まとめ:「出遅れ」ではなく「そもそも走っていないレーン」
- スズキ・トヨタ・ホンダが各々のやり方でeVTOL開発に資源を投じているのに対し、ダイハツにはそのような発表が一切ない
- これは技術力や意欲の欠如というより、2023年不正問題後の経営再建で「軽自動車に資源を集中」という明確な選択をした結果という側面が強い
- グループ内で見れば、空モビリティの機能はトヨタ本体とJoby、そしてエアロトヨタが担っており、ダイハツがそこに参加する必要性自体が薄い
強いて言えば、ダイハツの技術(軽量化・低コスト設計・小型パッケージング)は将来的にeVTOLの機体コスト低減に生きる可能性はありますが、現時点でその接続を示す発表は見当たりません。今後もし言及があるとすれば、トヨタ本体からの「グループ全体でのモノづくり知見活用」という文脈で、ダイハツの名前が間接的に出てくる形になりそうです。
各社の取り組み比較

| メーカー | 主な相手 | 開発方式 | 直近のトピック |
|---|---|---|---|
| スズキ | SkyDrive(国内スタートアップ) | 出資+製造受託(子会社SkyWorks) | 従業員の半数がスズキ出向、量産体制の構築、インド展開 |
| トヨタ | Joby Aviation(米スタートアップ) | 出資+量産合弁会社 | 2026年6月に量産JV設立合意、累計出資約1,360億円 |
| ホンダ | 自社開発(本田技術研究所) | ハイブリッド式eVTOL自社開発 | 2026年春に実機サイズ初飛行、2030年代商用化目標 |
| ダイハツ | (独自の発表なし) | トヨタグループとして間接的に関与 | ― |
まとめ:3者3様のアプローチ

同じ「空飛ぶクルマ」という目標でも、各社のアプローチは対照的です。
- スズキは、資金だけでなく人材・工場という「モノづくりの現場力」をスタートアップに提供し、二人三脚で量産化を進める伴走型。

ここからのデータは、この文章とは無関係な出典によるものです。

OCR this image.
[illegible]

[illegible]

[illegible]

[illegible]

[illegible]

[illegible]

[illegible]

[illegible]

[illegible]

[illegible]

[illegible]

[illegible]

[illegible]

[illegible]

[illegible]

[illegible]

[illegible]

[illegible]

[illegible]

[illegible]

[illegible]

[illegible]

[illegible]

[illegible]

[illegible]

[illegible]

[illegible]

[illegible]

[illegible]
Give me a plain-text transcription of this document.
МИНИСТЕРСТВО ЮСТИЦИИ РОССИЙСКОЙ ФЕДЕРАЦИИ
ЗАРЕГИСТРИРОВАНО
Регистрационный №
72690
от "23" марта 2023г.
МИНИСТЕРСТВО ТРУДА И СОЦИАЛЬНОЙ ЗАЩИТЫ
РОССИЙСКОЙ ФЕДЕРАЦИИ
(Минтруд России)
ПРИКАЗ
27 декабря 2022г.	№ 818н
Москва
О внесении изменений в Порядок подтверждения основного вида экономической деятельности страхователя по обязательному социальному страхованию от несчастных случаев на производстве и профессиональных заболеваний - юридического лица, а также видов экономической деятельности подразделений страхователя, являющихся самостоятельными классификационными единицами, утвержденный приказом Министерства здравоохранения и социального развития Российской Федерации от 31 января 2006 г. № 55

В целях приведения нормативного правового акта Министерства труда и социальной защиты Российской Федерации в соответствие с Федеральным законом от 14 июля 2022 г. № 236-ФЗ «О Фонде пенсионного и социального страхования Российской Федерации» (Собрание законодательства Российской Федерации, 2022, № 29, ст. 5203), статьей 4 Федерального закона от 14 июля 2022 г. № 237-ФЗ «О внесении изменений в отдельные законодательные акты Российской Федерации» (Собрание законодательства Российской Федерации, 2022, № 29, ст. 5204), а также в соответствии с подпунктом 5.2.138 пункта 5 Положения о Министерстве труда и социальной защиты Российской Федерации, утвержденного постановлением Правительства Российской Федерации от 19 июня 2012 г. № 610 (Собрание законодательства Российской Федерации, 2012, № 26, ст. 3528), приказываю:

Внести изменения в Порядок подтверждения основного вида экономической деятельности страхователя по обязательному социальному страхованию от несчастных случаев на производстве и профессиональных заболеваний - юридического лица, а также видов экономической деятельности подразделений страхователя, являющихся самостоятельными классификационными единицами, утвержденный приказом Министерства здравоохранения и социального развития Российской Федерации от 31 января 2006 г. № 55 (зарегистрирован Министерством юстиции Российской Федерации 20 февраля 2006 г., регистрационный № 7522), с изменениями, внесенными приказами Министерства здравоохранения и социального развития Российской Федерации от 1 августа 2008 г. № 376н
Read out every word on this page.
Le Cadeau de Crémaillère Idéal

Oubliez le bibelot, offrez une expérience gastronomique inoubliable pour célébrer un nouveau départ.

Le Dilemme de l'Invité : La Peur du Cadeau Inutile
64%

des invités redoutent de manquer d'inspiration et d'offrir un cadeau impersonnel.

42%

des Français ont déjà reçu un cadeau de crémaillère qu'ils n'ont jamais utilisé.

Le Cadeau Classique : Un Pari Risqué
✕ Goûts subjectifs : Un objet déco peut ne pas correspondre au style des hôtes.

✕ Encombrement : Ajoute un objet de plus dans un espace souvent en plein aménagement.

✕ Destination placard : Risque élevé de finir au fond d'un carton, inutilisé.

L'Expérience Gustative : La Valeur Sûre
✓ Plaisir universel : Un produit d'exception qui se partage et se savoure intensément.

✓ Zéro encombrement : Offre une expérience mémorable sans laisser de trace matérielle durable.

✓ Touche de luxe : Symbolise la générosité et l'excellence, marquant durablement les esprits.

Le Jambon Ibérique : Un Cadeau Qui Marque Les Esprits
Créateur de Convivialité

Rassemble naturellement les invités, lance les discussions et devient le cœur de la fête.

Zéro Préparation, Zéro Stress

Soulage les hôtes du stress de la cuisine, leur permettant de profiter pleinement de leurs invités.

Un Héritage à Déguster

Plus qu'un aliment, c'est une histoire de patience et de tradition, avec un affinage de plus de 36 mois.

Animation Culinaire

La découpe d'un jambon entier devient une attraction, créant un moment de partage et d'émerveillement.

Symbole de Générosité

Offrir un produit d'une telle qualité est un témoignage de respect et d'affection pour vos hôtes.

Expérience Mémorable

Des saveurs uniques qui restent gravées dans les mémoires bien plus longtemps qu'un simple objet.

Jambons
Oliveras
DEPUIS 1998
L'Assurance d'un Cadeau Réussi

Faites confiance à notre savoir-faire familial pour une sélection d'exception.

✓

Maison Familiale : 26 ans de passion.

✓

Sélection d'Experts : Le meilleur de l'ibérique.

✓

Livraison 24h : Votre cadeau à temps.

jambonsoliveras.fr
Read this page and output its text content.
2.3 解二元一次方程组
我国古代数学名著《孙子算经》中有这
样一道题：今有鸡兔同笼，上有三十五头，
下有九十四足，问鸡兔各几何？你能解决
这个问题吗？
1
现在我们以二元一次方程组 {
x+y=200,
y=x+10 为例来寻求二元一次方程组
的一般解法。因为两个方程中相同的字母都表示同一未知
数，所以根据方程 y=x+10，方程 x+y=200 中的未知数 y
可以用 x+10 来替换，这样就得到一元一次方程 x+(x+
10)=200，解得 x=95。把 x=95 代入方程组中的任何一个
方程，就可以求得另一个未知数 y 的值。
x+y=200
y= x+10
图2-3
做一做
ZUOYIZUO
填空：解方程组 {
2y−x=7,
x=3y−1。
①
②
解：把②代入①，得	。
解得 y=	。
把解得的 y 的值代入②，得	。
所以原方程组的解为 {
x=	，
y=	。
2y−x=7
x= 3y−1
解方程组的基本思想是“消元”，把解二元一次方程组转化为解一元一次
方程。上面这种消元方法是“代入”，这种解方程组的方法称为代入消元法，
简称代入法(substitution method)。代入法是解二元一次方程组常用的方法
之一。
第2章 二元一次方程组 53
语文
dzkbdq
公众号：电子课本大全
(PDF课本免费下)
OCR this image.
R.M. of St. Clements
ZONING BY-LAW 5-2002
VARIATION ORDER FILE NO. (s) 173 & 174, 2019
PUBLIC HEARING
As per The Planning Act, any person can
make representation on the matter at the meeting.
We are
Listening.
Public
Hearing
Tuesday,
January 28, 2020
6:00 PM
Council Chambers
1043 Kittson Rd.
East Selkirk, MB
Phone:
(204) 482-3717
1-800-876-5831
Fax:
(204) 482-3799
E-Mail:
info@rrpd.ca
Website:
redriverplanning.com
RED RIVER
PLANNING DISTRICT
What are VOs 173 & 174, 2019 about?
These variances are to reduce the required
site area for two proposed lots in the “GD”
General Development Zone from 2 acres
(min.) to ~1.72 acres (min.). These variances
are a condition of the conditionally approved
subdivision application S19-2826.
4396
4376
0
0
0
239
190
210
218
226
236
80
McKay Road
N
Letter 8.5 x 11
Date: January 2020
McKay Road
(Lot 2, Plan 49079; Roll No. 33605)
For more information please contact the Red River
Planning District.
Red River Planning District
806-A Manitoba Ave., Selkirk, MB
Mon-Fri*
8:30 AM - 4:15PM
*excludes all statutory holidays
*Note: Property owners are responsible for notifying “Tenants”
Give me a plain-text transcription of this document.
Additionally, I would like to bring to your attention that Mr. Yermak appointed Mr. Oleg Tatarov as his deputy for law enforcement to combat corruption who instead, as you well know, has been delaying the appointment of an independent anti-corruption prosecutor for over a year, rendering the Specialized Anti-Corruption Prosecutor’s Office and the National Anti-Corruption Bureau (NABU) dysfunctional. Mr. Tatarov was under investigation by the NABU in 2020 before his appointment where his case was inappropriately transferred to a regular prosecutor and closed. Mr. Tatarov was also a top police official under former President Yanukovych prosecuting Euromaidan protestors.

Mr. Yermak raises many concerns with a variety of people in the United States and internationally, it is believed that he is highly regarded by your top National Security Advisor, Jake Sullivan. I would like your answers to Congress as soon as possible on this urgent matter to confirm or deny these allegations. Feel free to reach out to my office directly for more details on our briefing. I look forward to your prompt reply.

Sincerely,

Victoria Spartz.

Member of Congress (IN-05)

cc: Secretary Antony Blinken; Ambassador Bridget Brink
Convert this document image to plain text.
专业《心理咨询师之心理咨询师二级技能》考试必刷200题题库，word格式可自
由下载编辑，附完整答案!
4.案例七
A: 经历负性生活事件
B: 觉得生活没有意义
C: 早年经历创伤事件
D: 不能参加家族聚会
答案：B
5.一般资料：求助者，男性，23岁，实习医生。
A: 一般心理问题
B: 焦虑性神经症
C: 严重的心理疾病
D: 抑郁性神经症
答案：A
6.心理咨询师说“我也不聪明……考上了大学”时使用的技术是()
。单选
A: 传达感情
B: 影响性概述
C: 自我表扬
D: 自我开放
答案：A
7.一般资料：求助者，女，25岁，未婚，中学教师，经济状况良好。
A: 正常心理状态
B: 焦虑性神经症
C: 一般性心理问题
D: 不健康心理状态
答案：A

- トヨタは、有力スタートアップへの出資を段階的に積み増し、最終的には量産を担う合弁会社という形で経営に深く関与する布石型。
- ホンダは、他社に頼らず自社技術(HondaJet・F1・ハイブリッド技術)を結集し、ハイブリッド式という独自路線で差別化を図る自前主義型。
矢野経済研究所の予測では、世界の空飛ぶクルマ市場は2025年時点で600億円程度とされていますが、2050年頃には180兆円を超える規模まで成長するとの試算もあります。実用化までにはバーティポート(発着場)整備や型式認証、パイロット育成、社会受容性の醸成など課題は山積みですが、日本の自動車メーカー各社がそれぞれの強みを生かしながら「空の移動革命」に着実に布石を打っている様子が見えてきます。
今後、大阪メトロが2028年をめどに空飛ぶクルマの商用運航開始を目指すと表明するなど、社会実装に向けた動きも具体化しつつあります。次回は、こうしたインフラ側(バーティポート整備や運航事業者)の動向についても掘り下げてみたいと思います。